Warning: if your tracing can only tell you the media was done, it is still blind to a large fraction of the problem.
9. How I Would Stage a Real Patch Queue
| Phase | Change | Why it should land first |
|---|---|---|
| 1 | BPF tracing keyed by flow identity and consumer PID | Proves whether locality and bounded batching are actually a problem on the target fleet |
| 2 | io_uring hint propagation into block request metadata | Minimal path to attach submission-side intent to real I/O |
| 3 | blk-mq completion steering with bounded deferral bypass | Moves the critical-path policy decision into the place where it can matter |
| 4 | NVMe queue locality mode and optional IRQ affinity shaping | Prevents lower layers from destroying locality before the block layer can recover it |
| 5 | RDMA flow reuse state and CQ locality hints | Turns transport from a stateless mechanism into part of the same policy loop |
10. What I Deliberately Left Out
I left out a lot of complications on purpose: full locking rules, precise queue lifetime semantics, backpressure interaction, multipath, device reset behavior, IOMMU invalidation details, and NUMA page-cache steering. Those are all real. But the point of a sample essay is to pin down the skeleton before drowning in edge cases.

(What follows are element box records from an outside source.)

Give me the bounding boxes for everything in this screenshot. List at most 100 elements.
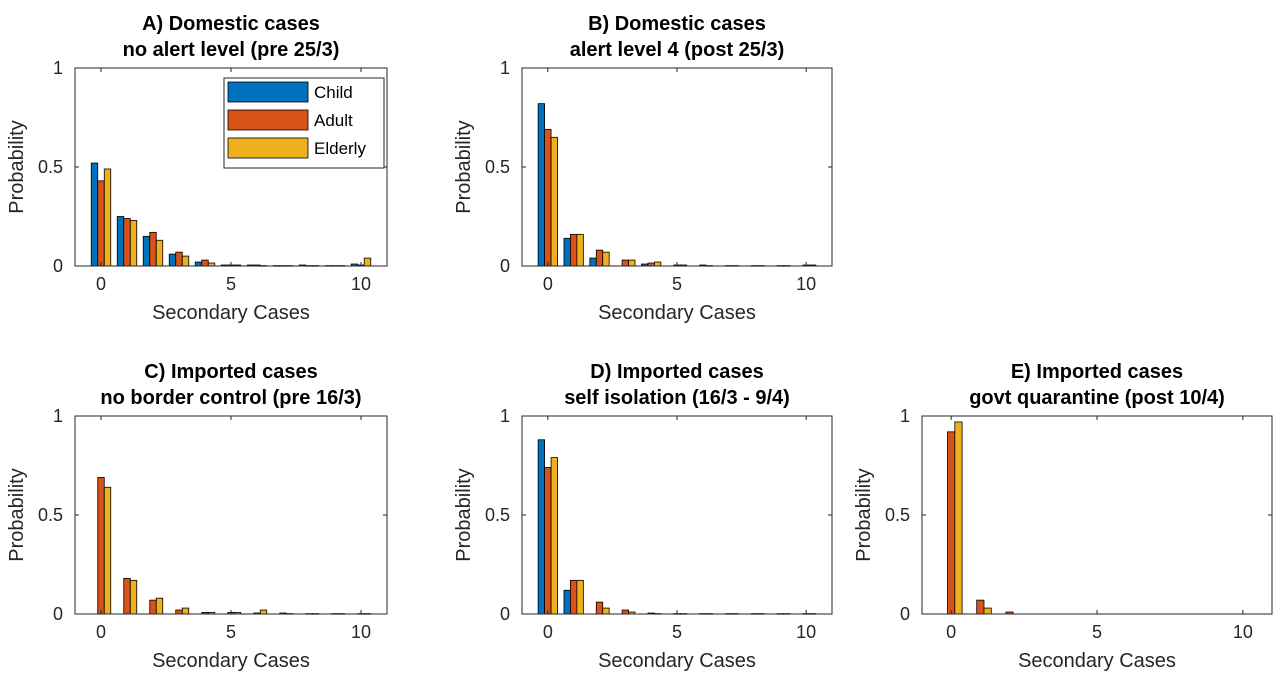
bar-adult-0 (97, 180, 105, 267)
bar-elderly-0 (550, 136, 558, 267)
bar-adult-3 (621, 609, 629, 615)
chart-title: E) Imported cases (1011, 361, 1183, 383)
chart-subtitle: no border control (pre 16/3) (100, 387, 361, 409)
x-tick-label: 10 (1233, 622, 1253, 642)
chart-subtitle: self isolation (16/3 - 9/4) (564, 387, 790, 409)
y-tick-label: 0.5 (885, 505, 910, 525)
x-axis-label: Secondary Cases (152, 650, 310, 672)
y-tick-label: 1 (500, 406, 510, 426)
bar-adult-3 (175, 609, 183, 615)
bar-adult-1 (123, 218, 131, 267)
plot-area (922, 416, 1272, 614)
bar-elderly-2 (155, 597, 164, 615)
y-tick-label: 0 (53, 604, 63, 624)
legend-label-elderly: Elderly (314, 139, 366, 158)
bar-elderly-10 (363, 257, 372, 267)
x-tick-label: 10 (796, 622, 816, 642)
bar-child-0 (537, 439, 546, 615)
y-axis-label: Probability (853, 468, 875, 561)
bar-adult-1 (570, 579, 578, 615)
y-axis-label: Probability (453, 468, 475, 561)
bar-elderly-1 (576, 579, 584, 615)
bar-adult-3 (175, 251, 183, 267)
plot-area (522, 416, 832, 614)
bar-adult-1 (570, 233, 578, 267)
x-tick-label: 5 (226, 274, 236, 294)
x-tick-label: 0 (96, 622, 106, 642)
x-tick-label: 5 (226, 622, 236, 642)
x-tick-label: 0 (96, 274, 106, 294)
bar-child-3 (168, 253, 177, 267)
chart-title: C) Imported cases (144, 361, 317, 383)
bar-child-4 (194, 261, 203, 267)
bar-adult-2 (595, 249, 604, 267)
bar-child-0 (537, 103, 546, 267)
bar-adult-1 (976, 599, 985, 615)
bar-elderly-3 (181, 607, 190, 615)
y-axis-label: Probability (6, 468, 28, 561)
legend-label-child: Child (314, 83, 353, 102)
bar-elderly-6 (259, 609, 268, 615)
bar-elderly-1 (576, 233, 584, 267)
x-tick-label: 5 (1092, 622, 1102, 642)
x-tick-label: 0 (543, 622, 553, 642)
bar-adult-2 (149, 231, 157, 267)
bar-elderly-3 (181, 255, 190, 267)
bar-elderly-0 (954, 421, 963, 615)
legend-label-adult: Adult (314, 111, 353, 130)
bar-elderly-2 (602, 251, 610, 267)
x-tick-label: 10 (351, 622, 371, 642)
bar-child-2 (589, 257, 597, 267)
legend-swatch-elderly (227, 137, 309, 159)
x-axis-label: Secondary Cases (598, 650, 756, 672)
chart-title: A) Domestic cases (142, 13, 320, 35)
y-tick-label: 1 (53, 58, 63, 78)
bar-adult-4 (201, 259, 209, 267)
subplot-d: D) Imported cases self isolation (16/3 - … (453, 361, 833, 672)
bar-adult-2 (595, 601, 604, 615)
y-tick-label: 1 (53, 406, 63, 426)
x-axis-label: Secondary Cases (598, 302, 756, 324)
bar-elderly-3 (628, 259, 636, 267)
legend-swatch-child (227, 81, 309, 103)
y-tick-label: 0 (500, 256, 510, 276)
y-tick-label: 0.5 (38, 505, 63, 525)
bar-elderly-0 (103, 168, 112, 267)
bar-elderly-1 (129, 579, 138, 615)
x-tick-label: 5 (672, 622, 682, 642)
bar-child-0 (90, 162, 99, 267)
subplot-a: A) Domestic cases no alert level (pre 25/… (6, 13, 388, 324)
bar-child-1 (563, 237, 571, 267)
bar-elderly-0 (550, 457, 558, 615)
y-tick-label: 0.5 (485, 157, 510, 177)
y-tick-label: 0.5 (38, 157, 63, 177)
legend-swatch-adult (227, 109, 309, 131)
subplot-c: C) Imported cases no border control (pre … (6, 361, 388, 672)
chart-title: D) Imported cases (590, 361, 763, 383)
y-tick-label: 0 (53, 256, 63, 276)
bar-elderly-1 (129, 220, 138, 267)
plot-area (522, 68, 832, 266)
chart-subtitle: govt quarantine (post 10/4) (969, 387, 1225, 409)
chart-subtitle: no alert level (pre 25/3) (123, 39, 340, 61)
y-tick-label: 1 (500, 58, 510, 78)
y-axis-label: Probability (453, 120, 475, 213)
bar-elderly-0 (103, 486, 112, 615)
x-tick-label: 10 (351, 274, 371, 294)
bar-adult-0 (947, 431, 956, 615)
bar-elderly-2 (602, 607, 610, 615)
subplot-e: E) Imported cases govt quarantine (post 1… (853, 361, 1273, 672)
bar-child-2 (142, 235, 151, 267)
bar-adult-0 (544, 467, 552, 615)
y-tick-label: 0 (900, 604, 910, 624)
legend: Child Adult Elderly (223, 77, 385, 169)
bar-elderly-2 (155, 239, 164, 267)
y-tick-label: 0 (500, 604, 510, 624)
bar-adult-2 (149, 599, 157, 615)
bar-elderly-4 (653, 261, 662, 267)
bar-child-1 (563, 589, 571, 615)
x-tick-label: 0 (543, 274, 553, 294)
bar-adult-1 (123, 577, 131, 615)
bar-adult-3 (621, 259, 629, 267)
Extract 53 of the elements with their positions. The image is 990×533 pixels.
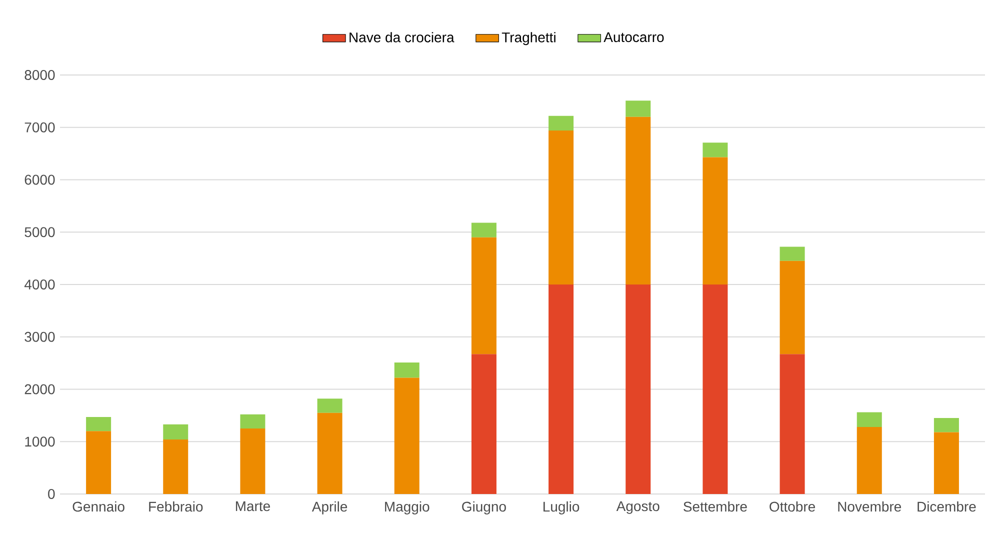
bar — [626, 284, 651, 494]
bar — [317, 412, 342, 494]
bar — [471, 354, 496, 494]
bar — [780, 260, 805, 354]
bar — [702, 142, 728, 158]
bar — [163, 440, 188, 494]
y-tick-label: 0 — [48, 489, 55, 499]
legend-label: Traghetti — [502, 32, 556, 46]
bar — [626, 116, 651, 285]
bar — [856, 412, 882, 427]
bar — [86, 417, 112, 432]
bar — [702, 157, 728, 285]
x-tick-label: Giugno — [462, 501, 506, 514]
y-tick-label: 4000 — [24, 280, 55, 290]
x-tick-label: Ottobre — [770, 501, 816, 512]
bar — [702, 284, 728, 494]
bar — [548, 130, 574, 285]
bar — [471, 237, 496, 354]
y-tick-label: 5000 — [24, 227, 55, 238]
x-tick-label: Dicembre — [918, 501, 976, 512]
bar — [394, 378, 420, 494]
y-tick-label: 2000 — [24, 384, 55, 394]
bar — [934, 432, 959, 494]
bar — [548, 284, 574, 494]
x-tick-label: Settembre — [684, 501, 747, 512]
y-tick-label: 3000 — [24, 332, 55, 342]
x-tick-label: Marte — [236, 501, 270, 512]
legend-label: Autocarro — [604, 32, 664, 42]
x-tick-label: Febbraio — [149, 501, 203, 512]
bar — [86, 431, 112, 494]
legend-label: Nave da crociera — [350, 32, 454, 42]
bar — [317, 398, 342, 413]
y-tick-label: 8000 — [24, 70, 55, 80]
bar — [394, 362, 420, 378]
bar — [240, 414, 266, 429]
bar — [548, 116, 574, 131]
bar — [856, 426, 882, 494]
bar — [471, 222, 496, 238]
x-tick-label: Maggio — [385, 501, 430, 514]
y-tick-label: 6000 — [24, 174, 55, 185]
x-tick-label: Agosto — [616, 501, 660, 514]
bar — [626, 100, 651, 117]
x-tick-label: Novembre — [838, 501, 902, 512]
bar — [934, 418, 959, 432]
bar — [780, 246, 805, 261]
x-tick-label: Aprile — [312, 501, 348, 514]
bar — [240, 428, 266, 494]
bar — [163, 424, 188, 440]
x-tick-label: Luglio — [544, 501, 580, 514]
bar — [780, 354, 805, 494]
y-tick-label: 7000 — [24, 122, 55, 132]
x-tick-label: Gennaio — [72, 501, 124, 512]
y-tick-label: 1000 — [25, 436, 55, 447]
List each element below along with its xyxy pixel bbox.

- I did not attempt an upstream-quality API.
- I did not assume one universal queue-selection rule.
- I did not hide the fact that some policies belong in userspace and some in the kernel.
- I did not claim these hooks solve storage-to-GPU feeding by themselves.
What the samples do show is that the previous two essays can be translated into real touch points in Linux, not just architecture rhetoric.
11. Final View
The biggest gap in AI storage and RDMA today is not the absence of mechanisms. It is the absence of a shared identity that can survive from submission through completion, wakeup, and reuse. Once that identity exists, the code paths that need to consult it become surprisingly obvious: block completion, queue affinity, CQE visibility, registration caches, and tracepoints.
The short version: if you cannot point to the struct, the call site, and the tracepoint, then the policy probably is not real yet.